Tast Overview (go/tast-overview)


Local tests

Local tests run directly on devices-under-test (DUTs) and are similar in function to Autotest's “client” tests. They can do anything that any other code running locally as root can do. Most tests should be local tests.

Remote tests

Remote tests run on the machine initiating testing (e.g. a developer‘s workstation, a.k.a. the “host system”) and run shell commands on the DUT remotely, allowing the DUT to be rebooted in the course of a single test. They are similar in function to Autotest’s “server” tests. They run more slowly than local tests, are harder to write, and are more susceptible to infrastructure and hardware issues.

tast command

The tast executable is built for the host system by the chromeos-base/tast-cmd Portage package from code in the tast repository. The developer runs it within their chroot to:

  • compile test bundles for a given target architecture (the DUT‘s architecture for local tests or the initiating machine’s architecture for remote tests),
  • push test bundles and data files to DUTs (only in the case of local tests) and run tests, and
  • collect, process, and display test results.

The Running Tests document contains more information about using the tast command.

Test bundles

Test bundles consist of executables and their associated data files (internal data files + external data link files).

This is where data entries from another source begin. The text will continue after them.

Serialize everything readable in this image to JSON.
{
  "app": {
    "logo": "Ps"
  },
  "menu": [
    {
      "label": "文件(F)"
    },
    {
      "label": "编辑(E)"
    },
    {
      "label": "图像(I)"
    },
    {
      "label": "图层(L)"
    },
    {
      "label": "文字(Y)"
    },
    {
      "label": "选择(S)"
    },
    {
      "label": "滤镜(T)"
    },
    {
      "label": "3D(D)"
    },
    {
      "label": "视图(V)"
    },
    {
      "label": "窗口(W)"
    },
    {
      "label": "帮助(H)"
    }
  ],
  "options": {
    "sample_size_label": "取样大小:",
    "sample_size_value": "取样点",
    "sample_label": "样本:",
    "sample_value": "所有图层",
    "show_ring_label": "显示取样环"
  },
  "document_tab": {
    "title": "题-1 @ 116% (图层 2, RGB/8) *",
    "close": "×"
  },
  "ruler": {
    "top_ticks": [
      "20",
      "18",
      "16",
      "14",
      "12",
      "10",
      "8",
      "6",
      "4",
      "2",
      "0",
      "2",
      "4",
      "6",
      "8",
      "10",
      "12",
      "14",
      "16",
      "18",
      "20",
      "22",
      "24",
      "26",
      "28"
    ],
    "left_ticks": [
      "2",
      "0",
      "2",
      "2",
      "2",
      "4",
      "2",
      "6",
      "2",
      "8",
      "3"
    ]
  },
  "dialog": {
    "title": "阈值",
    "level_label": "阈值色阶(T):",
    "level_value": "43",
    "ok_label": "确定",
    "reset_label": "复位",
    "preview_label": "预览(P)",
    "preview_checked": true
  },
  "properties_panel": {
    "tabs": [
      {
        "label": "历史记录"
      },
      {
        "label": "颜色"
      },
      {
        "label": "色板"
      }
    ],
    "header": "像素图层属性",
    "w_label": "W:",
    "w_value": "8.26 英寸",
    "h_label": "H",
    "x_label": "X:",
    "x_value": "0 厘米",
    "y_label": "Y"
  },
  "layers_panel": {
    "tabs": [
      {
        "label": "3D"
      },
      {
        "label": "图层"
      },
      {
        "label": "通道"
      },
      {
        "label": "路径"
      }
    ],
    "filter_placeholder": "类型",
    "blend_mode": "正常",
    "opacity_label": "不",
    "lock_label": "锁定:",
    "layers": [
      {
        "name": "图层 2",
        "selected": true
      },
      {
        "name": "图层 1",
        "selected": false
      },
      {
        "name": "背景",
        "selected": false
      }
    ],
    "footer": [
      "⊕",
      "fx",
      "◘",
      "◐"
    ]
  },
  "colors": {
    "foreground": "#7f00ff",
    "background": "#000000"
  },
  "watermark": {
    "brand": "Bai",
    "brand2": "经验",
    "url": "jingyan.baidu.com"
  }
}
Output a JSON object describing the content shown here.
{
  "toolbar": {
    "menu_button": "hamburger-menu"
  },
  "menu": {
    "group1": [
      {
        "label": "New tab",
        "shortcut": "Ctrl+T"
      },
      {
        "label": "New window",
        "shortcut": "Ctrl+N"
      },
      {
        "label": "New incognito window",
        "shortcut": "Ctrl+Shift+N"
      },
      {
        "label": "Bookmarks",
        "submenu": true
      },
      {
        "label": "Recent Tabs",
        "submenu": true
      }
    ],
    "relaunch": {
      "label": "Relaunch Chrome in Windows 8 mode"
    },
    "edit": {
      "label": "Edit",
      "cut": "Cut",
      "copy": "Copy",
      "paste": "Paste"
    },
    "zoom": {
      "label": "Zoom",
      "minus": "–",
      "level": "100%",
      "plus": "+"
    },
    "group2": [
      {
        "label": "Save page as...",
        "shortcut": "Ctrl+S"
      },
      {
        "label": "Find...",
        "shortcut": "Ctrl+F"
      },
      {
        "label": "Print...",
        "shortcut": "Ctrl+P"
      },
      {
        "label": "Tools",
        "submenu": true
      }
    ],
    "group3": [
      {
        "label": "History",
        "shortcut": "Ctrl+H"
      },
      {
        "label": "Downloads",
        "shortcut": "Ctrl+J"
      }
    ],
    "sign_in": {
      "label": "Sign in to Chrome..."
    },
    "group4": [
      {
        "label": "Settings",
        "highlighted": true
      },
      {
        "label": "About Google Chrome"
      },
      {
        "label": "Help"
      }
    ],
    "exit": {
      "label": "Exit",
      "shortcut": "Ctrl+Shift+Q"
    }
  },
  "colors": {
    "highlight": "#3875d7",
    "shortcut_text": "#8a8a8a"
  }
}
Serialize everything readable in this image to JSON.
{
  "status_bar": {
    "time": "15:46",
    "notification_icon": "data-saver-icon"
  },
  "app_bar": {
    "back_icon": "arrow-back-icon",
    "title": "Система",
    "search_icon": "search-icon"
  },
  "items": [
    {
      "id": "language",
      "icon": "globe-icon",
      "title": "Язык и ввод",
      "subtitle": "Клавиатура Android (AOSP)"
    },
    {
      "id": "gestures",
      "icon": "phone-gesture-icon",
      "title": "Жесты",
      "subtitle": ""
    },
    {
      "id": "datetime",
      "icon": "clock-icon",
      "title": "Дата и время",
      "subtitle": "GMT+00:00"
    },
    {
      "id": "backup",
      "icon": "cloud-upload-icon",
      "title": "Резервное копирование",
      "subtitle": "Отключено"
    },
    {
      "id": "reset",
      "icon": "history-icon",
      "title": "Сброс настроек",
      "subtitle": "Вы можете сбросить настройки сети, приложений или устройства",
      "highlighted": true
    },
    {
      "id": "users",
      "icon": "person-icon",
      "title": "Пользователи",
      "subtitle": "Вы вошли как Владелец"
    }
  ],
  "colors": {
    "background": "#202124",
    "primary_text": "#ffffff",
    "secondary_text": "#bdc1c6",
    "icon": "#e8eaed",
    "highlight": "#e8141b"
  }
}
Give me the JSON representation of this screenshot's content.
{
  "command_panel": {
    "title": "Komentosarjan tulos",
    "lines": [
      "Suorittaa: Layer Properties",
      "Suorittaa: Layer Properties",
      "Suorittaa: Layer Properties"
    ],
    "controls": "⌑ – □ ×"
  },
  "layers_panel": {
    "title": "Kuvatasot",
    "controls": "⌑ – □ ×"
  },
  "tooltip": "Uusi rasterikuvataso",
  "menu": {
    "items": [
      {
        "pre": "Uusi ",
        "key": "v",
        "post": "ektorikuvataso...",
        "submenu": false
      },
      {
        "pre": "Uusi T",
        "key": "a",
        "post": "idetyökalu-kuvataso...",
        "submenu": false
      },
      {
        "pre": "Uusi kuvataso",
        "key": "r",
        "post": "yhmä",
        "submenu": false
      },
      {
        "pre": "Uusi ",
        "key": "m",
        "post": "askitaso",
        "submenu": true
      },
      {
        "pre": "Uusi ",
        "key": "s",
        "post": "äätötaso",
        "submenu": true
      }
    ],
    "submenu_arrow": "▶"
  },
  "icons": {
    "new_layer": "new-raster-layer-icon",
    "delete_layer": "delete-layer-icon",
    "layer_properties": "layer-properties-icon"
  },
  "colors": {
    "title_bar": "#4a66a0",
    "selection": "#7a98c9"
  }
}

Test bundle executables are composed of compiled tests along with code for running them and reporting results back to a test runner. Bundles exist so that test code can be checked into other (probably non-public) repositories.

The default local and remote bundles, consisting of ChromeOS tests, are named cros and are checked into the tast-tests repository.

Local tests can be included in a system image via Portage packages with names of the form chromeos-base/tast-local-tests-<bundle>, while remote tests can be installed onto the host system via packages named chromeos-base/tast-remote-tests-<bundle>. Either type of bundle can also be compiled (and deployed, in the case of local tests) on-the-fly by tast.

Tests don‘t (currently) require anything special from the OS — tast just needs SSH access to the DUT and (when deploying local test bundles that aren’t built into the system image) a writable partition that isn't mounted noexec.

See the Writing Tests document for more information.

Test runners

Test runners are executables that enumerate and execute test bundles before aggregating results for the tast command. There are two test runners, local_test_runner (which executes local test bundles on-device) and remote_test_runner (which runs remote test bundles on the host system). Runners are installed by the chromeos-base/tast-local-test-runner and chromeos-base/tast-cmd Portage packages, respectively, and are built from code in the tast repository.


Test bundles can be cross-compiled within the chroot by the tast executable using the Go toolchain. Object files are cached and reused where possible — caching happens at the package level, and the tests within each bundle are grouped into packages by category, e.g. ui, power, security, etc.

For local tests, tast establishes a single SSH connection to the DUT for all communication. The connection is used to copy a local test bundle and associated test data files to the DUT (if not built into the system image), execute local_test_runner, and receive the results (including system logs, crash dumps, and output data written by the tests).

For remote tests, tast executes remote_test_runner directly on the host system and receives results provided by it. Each remote test bundle establishes an SSH connection to the DUT and passes it to tests.

The Design Principles document describes the thinking that guided Tast's design.